Già, sia detto di passata: ma quali indicazioni pratiche ci sarebbero nella «vera» speranza cristiana? La preghiera, lo sguardo al giudizio finale dove dio ristabilirà la giustizia, e «agire e soffrire come luoghi di apprendimento della speranza». Anche in queste pagine conclusive - dove forse una grande novità ci sarebbe, nel senso che il papa dà buone ragioni per non credere più alle fiamme dell’inferno e nemmeno all’eternità della pena per i dannati (un inferno «pugatorizzato», diremmo, paragrafo 47) - si risente il limite di puro spiritualismo che conferisce un senso del tutto astratto e forse retorico alla dottrina ratzingeriana della speranza. Agire e soffrire sono esercizi di speranza, e di speranza condivisa, in quanto il cristiano soffre con il prossimo e non si sente mai solo.
Ma non sarebbe giusto accentuare un po’ di più l’agire, oltre al soffrire? E’ invece su quest’ultimo che si pone sempre l’accento, secondo una linea che del resto domina la tradizione cristiana nella quale - ma ormai non pochi teologi cominciano a dubitarne - Gesù soffre in croce perché è la vittima capace di soddisfare l’ira del Padre a causa del peccato originale..
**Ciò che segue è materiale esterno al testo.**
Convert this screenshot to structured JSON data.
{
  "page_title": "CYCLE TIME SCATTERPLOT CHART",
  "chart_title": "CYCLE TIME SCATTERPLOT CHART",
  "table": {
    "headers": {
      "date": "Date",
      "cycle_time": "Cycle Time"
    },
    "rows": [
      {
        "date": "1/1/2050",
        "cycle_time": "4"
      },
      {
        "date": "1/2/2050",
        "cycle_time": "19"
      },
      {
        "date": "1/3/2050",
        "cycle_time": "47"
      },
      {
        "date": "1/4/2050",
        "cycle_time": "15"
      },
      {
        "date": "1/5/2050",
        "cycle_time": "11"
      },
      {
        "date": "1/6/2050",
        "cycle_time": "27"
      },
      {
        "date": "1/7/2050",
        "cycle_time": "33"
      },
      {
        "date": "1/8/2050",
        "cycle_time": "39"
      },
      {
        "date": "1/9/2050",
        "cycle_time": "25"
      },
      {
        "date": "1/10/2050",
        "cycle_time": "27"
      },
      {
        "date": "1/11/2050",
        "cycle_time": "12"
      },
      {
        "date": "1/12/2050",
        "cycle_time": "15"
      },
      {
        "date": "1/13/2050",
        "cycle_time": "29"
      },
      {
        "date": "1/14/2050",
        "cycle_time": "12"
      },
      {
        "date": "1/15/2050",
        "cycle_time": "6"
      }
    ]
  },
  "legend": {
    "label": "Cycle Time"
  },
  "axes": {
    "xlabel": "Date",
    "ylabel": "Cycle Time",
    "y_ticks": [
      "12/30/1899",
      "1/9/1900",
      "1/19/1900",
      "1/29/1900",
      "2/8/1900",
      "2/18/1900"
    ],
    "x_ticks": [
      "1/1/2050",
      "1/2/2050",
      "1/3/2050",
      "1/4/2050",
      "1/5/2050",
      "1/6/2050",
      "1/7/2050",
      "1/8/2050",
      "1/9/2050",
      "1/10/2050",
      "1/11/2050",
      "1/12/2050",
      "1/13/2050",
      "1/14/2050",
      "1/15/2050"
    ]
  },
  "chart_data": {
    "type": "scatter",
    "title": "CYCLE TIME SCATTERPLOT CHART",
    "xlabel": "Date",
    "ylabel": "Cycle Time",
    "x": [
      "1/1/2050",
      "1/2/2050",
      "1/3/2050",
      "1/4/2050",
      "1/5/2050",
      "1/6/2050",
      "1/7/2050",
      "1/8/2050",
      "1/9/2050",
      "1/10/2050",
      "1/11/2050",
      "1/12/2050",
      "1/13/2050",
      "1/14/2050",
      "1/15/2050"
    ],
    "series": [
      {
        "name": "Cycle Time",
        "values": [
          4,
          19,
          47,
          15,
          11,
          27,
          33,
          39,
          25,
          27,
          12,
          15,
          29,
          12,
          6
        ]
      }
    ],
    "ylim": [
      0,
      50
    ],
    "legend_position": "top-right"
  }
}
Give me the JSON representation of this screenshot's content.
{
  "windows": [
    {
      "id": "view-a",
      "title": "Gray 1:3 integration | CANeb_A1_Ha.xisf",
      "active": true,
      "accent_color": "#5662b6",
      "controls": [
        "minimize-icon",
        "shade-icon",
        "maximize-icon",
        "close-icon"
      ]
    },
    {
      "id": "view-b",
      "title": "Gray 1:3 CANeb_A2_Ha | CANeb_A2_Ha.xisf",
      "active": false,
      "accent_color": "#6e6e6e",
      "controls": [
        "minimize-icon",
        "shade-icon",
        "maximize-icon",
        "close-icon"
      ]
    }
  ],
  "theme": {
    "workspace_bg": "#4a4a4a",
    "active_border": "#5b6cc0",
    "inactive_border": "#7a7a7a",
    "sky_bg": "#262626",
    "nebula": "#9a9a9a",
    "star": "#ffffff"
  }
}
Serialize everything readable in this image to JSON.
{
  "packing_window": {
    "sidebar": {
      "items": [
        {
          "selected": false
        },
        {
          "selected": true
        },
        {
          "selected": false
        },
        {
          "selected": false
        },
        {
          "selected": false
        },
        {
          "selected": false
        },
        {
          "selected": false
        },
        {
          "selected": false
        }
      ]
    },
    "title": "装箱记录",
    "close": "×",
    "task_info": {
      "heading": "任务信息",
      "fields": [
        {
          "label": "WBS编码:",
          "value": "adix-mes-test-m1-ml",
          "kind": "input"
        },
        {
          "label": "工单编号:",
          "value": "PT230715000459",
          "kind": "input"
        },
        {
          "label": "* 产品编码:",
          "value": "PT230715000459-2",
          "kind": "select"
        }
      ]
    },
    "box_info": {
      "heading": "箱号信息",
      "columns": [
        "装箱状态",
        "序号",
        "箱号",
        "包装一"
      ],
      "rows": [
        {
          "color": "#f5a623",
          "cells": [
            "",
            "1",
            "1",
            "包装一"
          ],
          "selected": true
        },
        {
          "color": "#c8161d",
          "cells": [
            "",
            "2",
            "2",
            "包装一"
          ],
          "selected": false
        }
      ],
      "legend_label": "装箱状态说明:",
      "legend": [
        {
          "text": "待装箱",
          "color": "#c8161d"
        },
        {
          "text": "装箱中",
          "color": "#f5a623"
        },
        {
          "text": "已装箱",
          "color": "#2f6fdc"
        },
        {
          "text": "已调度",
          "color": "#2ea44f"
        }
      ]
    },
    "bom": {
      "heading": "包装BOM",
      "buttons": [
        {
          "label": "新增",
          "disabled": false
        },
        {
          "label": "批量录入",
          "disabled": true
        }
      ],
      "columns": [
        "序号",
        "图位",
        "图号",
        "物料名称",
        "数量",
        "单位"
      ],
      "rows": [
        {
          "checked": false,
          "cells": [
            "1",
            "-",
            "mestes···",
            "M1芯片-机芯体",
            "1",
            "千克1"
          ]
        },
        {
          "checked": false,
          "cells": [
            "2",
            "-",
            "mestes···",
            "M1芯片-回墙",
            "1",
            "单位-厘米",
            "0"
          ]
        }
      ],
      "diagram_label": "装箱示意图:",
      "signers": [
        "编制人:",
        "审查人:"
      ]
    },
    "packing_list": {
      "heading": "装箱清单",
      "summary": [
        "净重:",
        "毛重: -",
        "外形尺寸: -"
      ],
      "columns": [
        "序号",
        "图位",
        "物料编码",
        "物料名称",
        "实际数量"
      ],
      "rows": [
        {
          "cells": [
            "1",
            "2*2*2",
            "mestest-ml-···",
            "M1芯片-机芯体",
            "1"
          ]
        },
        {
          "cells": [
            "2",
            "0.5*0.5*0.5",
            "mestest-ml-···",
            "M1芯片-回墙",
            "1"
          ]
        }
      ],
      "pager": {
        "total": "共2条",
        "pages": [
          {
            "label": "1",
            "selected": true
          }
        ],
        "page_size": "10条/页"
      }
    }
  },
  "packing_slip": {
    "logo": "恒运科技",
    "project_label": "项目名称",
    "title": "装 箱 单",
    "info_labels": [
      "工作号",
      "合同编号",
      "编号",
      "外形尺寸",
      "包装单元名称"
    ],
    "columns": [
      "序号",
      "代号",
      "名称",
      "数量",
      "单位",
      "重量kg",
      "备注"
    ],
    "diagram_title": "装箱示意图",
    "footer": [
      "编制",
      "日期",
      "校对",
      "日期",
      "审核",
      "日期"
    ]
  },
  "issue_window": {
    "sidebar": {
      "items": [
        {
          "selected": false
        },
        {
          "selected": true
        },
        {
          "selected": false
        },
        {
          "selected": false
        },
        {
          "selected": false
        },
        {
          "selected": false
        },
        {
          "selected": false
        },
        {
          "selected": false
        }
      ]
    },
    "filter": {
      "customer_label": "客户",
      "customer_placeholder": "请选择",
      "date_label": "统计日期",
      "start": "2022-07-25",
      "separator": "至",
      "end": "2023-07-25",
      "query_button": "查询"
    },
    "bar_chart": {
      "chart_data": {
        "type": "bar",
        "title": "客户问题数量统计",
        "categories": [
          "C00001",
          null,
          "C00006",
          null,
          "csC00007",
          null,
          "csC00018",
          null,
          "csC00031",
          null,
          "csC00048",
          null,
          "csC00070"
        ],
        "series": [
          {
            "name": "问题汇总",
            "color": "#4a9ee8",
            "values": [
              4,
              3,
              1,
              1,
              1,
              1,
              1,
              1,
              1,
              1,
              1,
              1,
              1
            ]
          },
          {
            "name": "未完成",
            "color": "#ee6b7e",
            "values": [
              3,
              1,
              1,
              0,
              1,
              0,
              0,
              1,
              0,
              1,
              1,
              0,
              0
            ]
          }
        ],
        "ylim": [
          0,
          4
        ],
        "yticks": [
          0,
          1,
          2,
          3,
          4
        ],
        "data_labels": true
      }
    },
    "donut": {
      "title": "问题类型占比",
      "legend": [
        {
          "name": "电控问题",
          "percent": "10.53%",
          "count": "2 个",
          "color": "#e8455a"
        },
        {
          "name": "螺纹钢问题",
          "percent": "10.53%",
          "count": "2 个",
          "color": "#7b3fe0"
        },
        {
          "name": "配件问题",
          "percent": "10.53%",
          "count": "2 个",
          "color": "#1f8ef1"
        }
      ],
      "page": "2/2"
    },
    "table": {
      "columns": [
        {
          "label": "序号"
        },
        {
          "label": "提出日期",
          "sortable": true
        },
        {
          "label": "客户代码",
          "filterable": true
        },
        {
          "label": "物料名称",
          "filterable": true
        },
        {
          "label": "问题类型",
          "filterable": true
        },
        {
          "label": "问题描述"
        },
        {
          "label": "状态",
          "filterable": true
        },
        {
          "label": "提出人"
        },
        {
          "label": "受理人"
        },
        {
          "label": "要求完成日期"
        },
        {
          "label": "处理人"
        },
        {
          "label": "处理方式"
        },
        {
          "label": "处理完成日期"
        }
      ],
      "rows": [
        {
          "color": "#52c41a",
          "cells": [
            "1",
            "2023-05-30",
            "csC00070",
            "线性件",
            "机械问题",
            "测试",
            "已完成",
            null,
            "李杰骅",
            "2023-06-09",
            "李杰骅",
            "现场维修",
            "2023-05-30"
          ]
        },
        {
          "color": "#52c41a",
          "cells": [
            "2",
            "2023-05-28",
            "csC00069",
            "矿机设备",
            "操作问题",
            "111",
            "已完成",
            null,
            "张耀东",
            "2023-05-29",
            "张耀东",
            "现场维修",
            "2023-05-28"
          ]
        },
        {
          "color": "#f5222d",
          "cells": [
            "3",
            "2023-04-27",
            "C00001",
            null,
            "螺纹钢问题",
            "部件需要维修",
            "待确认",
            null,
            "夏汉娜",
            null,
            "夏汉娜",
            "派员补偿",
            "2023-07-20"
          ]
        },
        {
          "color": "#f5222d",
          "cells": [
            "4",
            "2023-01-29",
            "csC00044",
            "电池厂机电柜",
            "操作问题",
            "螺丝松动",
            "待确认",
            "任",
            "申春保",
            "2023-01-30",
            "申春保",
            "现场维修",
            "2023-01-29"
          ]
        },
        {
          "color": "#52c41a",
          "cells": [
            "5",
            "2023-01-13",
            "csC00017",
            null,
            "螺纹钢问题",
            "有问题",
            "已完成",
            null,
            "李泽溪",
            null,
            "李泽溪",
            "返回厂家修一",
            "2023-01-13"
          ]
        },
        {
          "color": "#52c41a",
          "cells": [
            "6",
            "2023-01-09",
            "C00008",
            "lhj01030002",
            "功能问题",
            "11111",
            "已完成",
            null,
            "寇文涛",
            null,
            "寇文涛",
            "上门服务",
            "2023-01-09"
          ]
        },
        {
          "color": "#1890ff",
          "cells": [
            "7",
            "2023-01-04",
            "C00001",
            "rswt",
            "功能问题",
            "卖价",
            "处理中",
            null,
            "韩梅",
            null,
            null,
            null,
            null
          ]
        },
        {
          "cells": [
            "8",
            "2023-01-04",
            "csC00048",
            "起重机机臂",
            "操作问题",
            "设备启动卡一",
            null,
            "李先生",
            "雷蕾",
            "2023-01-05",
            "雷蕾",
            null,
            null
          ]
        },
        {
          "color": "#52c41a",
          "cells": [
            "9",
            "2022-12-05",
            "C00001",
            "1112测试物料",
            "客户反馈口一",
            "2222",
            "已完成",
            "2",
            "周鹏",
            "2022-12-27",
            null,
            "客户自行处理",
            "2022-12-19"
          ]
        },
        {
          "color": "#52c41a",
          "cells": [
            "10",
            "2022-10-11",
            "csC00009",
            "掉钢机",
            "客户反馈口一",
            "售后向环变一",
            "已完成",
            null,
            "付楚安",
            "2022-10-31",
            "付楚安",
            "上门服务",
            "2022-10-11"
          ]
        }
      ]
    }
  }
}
Di qui l’esaltazione della sofferenza come merito. E agire con gli altri e soffrire con loro non ha mai - come dovrebbe - il senso di una lotta comune contro ciò che produce sofferenza. Anche se il solo esempio evangelico di giustizia divina che il papa cita è quello del ricco Epulone che dovrebbe espiare la sua tracotanza e il suo attaccamento ai bei terreni, non è nemmeno sfiorato dal sospetto che bene e male abbiano da fare con l’ineguale distribuzione delle ricchezze e del potere. Dimenticare Bloch non è stata effettivamente una buona idea.